IMHO самый нормальный Интернет Банк у Уралсиба. Правда IE Only (ActiveX)-  но работает на 5+

----------

## Balancer

 *Helg wrote:*   

> Хмм, помнится был плагин для Mozilla для поддержки Active-X

 

....  в Windows

----------

## Azik

Ааа, все они через одно место работают. Намедни встретил следущую причуду - программа клиент-банка под Windows, работающая в качестве proxy-сервера! То есть она пропускает через себя весь http-трафик! Каждый придумывает свой идиотизм. Кто привязывается к модему + ключевые дискеты, кто-то через IE, кто-то еще как может. Такое ощущение, что программистов из IT-отделов банков взяли с помойки или держали в подвале, пока те что-то не написали работающее. Глупо все это.

----------

## fedukoff

Ты на банковских программистов не гони!  :Wink: 

У нас (в Латвии) очень даже все грамотно с интернет-банками, можно не только состояния счетов смотреть, но и оплачивать счета (комунальные услуги например), переводить деньги, заказывать карточки ну и почти все остальное, что можно сделать придя в банк.

И к тому не знаю ни один и-банк с привязкой к браузеру, мопеду или еще к чему нидь...

----------

## rusxakep

Ну у нас до этого еще не скоро дойдут )

----------

## viy

Я долгое время работал в одном местном банке, в котором была привязка. Исправили только пол-года как, но мелкие глючки есть.

Знаю еще пару, у которых что типа инструкции: если у вас такой броузер, то делайте это, если же такой --- тогда так.

Меня больше порадовал знакомый из Австрии, который работая контрактником мотается по всему миру. У него банк полностью виртуальный, без офиса.

Предоставляются абсолютно все виды услуг: кредиты, депозиты, любые платежи/переводы, карты. Все операции, связанные с получением чего-либо или же подачей документов --- приходишь в отделения других банков, с которыми заключен договор.

По мне крайне удобно, хотя надзор за отмывкой денег будет дергать, если большие суммы гонять (несколько десятков тысяч евро в месяц).

----------

## vithar

 *fedukoff wrote:*   

>  *Balancer wrote:*   Если клиент повязан на IE, то можно воспользоваться IE под Wine.
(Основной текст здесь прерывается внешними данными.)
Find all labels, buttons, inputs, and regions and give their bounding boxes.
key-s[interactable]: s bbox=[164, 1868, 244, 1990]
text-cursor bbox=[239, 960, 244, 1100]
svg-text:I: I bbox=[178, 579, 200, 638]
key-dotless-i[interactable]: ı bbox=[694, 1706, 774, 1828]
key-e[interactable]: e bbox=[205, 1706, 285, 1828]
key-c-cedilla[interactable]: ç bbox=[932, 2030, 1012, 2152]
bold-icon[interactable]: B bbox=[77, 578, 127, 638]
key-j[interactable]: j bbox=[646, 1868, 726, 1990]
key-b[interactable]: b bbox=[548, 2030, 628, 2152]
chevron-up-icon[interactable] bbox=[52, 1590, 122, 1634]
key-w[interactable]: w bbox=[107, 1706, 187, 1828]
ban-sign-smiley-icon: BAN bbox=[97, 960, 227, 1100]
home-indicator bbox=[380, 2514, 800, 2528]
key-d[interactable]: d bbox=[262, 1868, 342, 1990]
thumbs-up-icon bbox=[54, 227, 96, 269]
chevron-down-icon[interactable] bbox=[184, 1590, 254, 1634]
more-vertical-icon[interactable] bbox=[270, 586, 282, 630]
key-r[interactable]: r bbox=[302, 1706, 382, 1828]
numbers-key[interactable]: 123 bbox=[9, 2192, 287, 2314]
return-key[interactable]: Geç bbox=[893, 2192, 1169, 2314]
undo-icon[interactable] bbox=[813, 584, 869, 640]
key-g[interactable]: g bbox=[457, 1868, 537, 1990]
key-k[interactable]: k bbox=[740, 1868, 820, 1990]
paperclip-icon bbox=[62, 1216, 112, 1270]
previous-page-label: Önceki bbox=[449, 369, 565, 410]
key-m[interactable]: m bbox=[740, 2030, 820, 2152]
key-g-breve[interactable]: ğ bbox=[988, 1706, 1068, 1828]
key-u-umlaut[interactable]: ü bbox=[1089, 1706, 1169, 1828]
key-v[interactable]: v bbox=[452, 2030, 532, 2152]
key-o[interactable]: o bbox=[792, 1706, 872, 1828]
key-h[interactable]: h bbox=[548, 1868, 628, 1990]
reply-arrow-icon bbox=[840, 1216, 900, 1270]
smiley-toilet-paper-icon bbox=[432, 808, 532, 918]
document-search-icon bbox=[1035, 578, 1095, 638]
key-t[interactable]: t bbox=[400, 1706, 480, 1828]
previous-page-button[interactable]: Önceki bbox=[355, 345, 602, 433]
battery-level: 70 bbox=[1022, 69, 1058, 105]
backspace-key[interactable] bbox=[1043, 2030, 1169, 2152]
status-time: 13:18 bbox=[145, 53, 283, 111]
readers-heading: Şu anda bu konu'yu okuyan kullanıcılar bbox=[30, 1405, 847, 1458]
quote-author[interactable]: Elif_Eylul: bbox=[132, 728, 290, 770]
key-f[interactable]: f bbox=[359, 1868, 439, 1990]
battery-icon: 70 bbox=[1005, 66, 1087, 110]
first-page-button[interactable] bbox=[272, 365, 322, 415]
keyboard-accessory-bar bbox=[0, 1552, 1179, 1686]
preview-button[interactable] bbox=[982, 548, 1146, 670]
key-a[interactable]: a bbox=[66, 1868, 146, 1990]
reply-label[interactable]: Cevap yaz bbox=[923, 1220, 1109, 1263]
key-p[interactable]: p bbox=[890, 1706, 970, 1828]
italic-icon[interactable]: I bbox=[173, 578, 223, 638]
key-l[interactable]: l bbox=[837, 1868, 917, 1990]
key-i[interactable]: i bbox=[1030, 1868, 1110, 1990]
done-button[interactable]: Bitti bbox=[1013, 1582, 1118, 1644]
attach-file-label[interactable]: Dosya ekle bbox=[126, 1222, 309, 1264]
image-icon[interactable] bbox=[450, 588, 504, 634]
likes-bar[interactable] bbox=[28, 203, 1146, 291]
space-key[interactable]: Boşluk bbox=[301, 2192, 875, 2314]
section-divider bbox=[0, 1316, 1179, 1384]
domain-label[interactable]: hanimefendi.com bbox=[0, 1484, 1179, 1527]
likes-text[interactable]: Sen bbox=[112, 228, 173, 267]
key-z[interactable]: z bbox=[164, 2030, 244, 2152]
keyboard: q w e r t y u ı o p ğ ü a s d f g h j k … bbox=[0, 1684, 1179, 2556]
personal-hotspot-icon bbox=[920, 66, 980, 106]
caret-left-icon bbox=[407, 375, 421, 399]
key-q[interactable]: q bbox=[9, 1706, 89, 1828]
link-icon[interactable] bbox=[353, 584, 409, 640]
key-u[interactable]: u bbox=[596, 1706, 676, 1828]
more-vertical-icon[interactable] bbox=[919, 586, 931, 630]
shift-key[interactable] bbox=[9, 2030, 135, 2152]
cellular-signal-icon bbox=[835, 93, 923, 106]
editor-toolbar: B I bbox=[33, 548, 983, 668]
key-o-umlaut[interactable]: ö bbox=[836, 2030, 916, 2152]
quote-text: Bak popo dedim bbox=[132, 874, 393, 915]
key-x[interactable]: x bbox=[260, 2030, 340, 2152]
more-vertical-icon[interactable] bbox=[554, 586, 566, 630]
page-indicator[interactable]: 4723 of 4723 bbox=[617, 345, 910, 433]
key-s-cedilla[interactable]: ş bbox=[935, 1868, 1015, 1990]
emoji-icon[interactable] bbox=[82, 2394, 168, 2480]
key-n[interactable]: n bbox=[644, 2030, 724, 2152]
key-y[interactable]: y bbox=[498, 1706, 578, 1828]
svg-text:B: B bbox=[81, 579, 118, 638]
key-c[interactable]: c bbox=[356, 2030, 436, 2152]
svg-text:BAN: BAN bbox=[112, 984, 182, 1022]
Ставится сейчас без проблем, запускается за пару секунд, работает без особых глюков. 
> 
> Совсем недавно была необходимость запустить ИЕ под вайном... Не удалось... Как?

 

Вот установленый, настроеный и завёрнутый MSIE

http://opensvn.csie.org/msie/

----------

## 046

Вот вот, только по банкам всякой фигнёй и лазить  :Smile: 

----------

## fedukoff

 *046 wrote:*   

> Вот вот, только по банкам всякой фигнёй и лазить 

 

Мне не для банка нужно  :Wink: 

Мой и-нет банк работает нормально даже в конквероре.

Нужно для проверки совместимости наваяных веб-страниц с ослом.

----------